Он показал, отогнув шерсть на ее боку:
— Осколком садануло… Потом зашивали.
С этого времени пятую Динку стали звать Динка-штопаная. Все Динки хорошие работницы.
Есть две сестры — Нера и Ара. Обе попали в армию годовушками, а теперь громадные собачищи, злобные до ужаса, но в руках своих вожатых — послушные и дисциплинированные.
Из «тезок» можно упомянуть еще двух Затеек: Затейка-московская и Затейка-свердловская. Первая подарена Московским клубом служебного собаководства, вторая — с Урала, прибыла в качестве ремонта,[2] поступив через Свердловский клуб. Обе хорошо «идут на мины».
Есть Лель, Зай (был — Заяц, но солдаты переделали кличку по-своему: так короче), Дозор. Дозор — крупный, мрачного склада пес — хромой: наступил на противопехотную мину (в период, когда еще учился), оторвало пальцы. Думали, будет бояться. Ничего, работает!

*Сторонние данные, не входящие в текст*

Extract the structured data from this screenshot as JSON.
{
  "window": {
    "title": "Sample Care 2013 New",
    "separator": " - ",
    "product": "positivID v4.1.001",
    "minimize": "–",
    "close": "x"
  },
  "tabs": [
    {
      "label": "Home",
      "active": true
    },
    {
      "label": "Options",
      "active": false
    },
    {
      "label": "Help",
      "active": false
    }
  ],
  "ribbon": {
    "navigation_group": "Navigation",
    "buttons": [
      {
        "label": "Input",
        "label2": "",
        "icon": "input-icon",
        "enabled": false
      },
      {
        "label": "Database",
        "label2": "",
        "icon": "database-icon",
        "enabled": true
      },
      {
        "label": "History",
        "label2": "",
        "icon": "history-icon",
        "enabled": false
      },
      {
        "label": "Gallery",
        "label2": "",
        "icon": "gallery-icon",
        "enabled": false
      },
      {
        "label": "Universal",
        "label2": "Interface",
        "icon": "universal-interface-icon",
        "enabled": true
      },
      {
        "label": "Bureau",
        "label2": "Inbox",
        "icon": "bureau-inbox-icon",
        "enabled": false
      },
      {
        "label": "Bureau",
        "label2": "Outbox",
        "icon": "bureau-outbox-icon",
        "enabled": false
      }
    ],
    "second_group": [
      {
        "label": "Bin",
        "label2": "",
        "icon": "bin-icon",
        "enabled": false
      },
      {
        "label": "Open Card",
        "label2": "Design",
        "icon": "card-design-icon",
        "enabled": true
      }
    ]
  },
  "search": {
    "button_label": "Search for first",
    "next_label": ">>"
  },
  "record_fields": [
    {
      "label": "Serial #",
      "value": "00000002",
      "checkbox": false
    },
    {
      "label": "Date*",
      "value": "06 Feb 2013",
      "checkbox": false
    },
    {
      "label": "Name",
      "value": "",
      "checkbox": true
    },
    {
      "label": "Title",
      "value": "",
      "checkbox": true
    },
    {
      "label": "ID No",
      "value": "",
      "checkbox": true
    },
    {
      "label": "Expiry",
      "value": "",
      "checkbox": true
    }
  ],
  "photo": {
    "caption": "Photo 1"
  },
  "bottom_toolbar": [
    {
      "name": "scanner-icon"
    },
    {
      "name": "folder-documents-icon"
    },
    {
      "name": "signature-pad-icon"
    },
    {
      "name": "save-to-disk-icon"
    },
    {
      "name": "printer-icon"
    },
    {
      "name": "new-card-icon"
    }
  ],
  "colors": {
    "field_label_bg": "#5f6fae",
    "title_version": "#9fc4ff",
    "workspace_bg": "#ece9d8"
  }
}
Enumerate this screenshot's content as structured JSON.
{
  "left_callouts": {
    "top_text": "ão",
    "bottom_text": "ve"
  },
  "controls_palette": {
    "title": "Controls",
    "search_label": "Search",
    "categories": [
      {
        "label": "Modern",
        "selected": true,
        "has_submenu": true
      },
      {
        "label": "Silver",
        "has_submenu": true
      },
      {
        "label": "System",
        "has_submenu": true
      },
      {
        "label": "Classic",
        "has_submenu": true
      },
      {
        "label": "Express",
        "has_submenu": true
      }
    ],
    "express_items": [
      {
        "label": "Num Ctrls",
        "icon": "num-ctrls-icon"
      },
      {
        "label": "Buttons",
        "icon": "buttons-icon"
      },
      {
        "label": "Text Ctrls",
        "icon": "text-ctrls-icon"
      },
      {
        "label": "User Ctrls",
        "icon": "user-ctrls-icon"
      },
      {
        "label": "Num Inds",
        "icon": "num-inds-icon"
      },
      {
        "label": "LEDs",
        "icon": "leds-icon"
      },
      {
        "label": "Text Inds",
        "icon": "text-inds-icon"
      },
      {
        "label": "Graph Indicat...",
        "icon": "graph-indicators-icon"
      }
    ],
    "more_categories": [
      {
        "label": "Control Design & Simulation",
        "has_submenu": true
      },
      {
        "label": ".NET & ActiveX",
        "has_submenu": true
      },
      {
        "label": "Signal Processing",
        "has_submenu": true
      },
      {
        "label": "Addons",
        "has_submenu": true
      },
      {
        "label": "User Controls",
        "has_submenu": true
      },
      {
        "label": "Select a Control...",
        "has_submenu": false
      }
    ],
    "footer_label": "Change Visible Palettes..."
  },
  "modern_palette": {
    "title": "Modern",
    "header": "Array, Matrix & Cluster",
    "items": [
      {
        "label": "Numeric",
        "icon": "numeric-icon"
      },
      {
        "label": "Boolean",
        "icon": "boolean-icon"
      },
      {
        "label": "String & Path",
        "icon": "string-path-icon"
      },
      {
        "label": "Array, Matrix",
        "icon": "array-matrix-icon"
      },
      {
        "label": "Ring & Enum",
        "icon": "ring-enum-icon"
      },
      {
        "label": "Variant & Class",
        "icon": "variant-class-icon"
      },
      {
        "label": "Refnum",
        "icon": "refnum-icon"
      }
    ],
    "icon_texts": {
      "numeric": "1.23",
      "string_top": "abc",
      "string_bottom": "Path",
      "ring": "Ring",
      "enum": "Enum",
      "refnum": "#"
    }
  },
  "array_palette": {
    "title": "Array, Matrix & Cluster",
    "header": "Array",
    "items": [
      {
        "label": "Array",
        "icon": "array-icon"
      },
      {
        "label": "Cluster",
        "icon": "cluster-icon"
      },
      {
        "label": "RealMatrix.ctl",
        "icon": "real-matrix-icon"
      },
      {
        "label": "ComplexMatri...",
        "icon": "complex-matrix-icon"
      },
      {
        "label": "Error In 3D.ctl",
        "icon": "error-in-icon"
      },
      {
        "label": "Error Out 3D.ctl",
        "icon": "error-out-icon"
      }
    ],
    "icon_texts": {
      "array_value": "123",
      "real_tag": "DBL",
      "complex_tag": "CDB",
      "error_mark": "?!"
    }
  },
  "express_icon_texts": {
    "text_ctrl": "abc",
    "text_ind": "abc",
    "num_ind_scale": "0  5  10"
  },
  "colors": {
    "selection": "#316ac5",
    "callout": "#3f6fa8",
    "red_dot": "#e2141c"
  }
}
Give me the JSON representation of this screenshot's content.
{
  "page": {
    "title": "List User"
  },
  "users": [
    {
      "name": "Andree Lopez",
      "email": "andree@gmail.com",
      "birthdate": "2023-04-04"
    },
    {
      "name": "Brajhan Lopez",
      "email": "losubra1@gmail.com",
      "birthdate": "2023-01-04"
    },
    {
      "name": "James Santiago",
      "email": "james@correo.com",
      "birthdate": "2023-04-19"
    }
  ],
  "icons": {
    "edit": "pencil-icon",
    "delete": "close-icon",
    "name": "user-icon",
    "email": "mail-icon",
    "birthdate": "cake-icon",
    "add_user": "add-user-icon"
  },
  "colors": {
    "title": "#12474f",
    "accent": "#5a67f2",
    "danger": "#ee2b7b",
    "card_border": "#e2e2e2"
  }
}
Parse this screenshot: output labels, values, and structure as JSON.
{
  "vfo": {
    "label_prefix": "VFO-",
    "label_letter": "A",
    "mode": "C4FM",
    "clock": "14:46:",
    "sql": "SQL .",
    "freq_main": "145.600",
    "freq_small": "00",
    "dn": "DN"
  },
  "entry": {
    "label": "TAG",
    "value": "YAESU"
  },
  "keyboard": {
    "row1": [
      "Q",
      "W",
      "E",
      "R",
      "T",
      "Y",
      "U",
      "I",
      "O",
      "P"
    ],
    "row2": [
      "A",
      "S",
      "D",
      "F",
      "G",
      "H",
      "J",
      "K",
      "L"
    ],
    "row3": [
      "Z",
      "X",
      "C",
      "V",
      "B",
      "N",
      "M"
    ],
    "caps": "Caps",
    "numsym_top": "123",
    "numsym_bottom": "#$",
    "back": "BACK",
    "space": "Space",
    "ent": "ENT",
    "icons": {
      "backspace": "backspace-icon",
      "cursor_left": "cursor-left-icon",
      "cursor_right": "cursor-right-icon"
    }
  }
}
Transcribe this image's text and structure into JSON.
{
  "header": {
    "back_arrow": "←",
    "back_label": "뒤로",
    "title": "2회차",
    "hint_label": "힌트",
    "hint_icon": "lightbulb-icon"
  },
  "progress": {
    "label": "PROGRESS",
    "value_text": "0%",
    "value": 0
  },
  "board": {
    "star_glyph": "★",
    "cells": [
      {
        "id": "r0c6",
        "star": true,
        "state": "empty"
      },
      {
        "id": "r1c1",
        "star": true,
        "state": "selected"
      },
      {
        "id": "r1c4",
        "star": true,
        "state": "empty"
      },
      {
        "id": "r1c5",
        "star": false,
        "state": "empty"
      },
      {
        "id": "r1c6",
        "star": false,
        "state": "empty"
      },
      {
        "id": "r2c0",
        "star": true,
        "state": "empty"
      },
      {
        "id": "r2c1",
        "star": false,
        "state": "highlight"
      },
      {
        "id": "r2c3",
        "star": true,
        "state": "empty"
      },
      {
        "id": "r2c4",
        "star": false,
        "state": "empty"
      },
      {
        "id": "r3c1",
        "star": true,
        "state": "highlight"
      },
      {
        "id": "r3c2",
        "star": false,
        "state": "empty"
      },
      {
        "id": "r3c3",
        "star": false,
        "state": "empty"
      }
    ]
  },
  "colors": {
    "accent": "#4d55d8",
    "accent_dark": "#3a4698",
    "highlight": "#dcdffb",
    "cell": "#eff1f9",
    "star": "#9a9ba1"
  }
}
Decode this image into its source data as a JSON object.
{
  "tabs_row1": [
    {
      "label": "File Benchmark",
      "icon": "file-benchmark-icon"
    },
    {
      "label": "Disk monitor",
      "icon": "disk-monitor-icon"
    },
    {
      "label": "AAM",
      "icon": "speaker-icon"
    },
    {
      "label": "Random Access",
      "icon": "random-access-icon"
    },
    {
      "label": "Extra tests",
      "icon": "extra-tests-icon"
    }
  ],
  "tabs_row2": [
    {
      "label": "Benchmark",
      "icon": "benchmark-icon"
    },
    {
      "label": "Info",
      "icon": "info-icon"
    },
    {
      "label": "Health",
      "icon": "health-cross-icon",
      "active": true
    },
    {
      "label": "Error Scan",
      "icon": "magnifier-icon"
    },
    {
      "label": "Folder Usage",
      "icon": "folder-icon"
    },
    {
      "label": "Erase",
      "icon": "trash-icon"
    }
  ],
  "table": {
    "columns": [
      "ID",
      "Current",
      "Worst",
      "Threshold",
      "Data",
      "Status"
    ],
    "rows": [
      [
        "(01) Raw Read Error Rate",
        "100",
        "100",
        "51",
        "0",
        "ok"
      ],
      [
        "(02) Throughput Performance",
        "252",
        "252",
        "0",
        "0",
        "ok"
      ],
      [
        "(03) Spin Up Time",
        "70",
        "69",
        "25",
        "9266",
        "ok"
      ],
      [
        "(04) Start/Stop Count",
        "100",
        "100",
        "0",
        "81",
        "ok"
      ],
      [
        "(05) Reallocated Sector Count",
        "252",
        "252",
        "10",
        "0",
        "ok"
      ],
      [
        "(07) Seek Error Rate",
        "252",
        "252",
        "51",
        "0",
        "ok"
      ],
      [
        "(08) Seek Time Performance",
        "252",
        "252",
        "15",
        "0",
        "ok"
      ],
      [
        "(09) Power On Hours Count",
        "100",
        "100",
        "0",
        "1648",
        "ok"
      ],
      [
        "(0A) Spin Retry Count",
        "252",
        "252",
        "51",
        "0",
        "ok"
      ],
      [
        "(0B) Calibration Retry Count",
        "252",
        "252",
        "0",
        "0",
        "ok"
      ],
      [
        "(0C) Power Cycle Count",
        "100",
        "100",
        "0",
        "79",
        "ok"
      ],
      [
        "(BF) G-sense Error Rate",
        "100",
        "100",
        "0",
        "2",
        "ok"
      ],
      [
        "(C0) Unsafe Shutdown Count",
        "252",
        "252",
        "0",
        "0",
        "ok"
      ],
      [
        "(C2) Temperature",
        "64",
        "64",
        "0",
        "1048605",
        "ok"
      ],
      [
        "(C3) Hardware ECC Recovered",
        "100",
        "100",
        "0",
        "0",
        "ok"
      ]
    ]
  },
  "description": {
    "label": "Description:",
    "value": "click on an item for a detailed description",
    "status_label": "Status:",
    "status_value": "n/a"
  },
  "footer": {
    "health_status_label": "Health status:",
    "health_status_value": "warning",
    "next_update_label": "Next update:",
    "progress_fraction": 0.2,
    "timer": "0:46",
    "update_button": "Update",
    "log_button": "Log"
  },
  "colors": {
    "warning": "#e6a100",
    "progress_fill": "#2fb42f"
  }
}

Для человека, чуждого нашему делу, все собаки как собаки: он распознает их только по цвету шерсти да по величине. Но мы различаем наших четвероногих помощников и по их характеру, и по повадкам. Вот, например, Чингиз любит купаться: влезет в воду — не дозовешься. Как-то на стоянке, в начале мая, прибегает ко мне боец:
— Товарищ младший лейтенант, так что… Чингиз уплыл!
— Как уплыл? Где?
Я тогда еще не знала об особенностях Чингизова нрава.
— В реке, товарищ младший лейтенант!
Погода — холоднище, вода — как лед, а Чингиз плавает хоть бы что! На вожатого — ноль внимания: рад, что дорвался до воды. До вечера плавал, вытаскивали багром. После купали только на длинном поводке. Но уж зато в одном отношении вожатый может быть спокоен: с Чингизом не утонешь!
Есть и совсем смешные причуды: Зай — корм съест и чашку разобьет. Глиняную, стеклянную — не давай.
Вот те четвероногие герои, о которых я не хотела бы, чтобы когда-нибудь сказали «безымянные».
Среди них имеются подлинные виртуозы. Пес по кличке Желтый удостоился даже такого звания, как «доктор минных наук» (!). Конечно, придумал это Христофорчик.
«Роковой собакой» считалась лайка Шум. С ней произошел такой случай. Она наткнулась на прыгающую мину — мина взорвалась. Прыгающая мина — это металлический стакан, начиненный стальными шариками, которые при разрыве разлетаются в радиусе пятидесяти метров. Собака отделалась счастливо: ей отбило кусок уха и два шарика загнало под шкуру. Но после этого никто с ней не хотел работать; стала отвлекаться. Кончилось тем, что Шума отдали летчикам.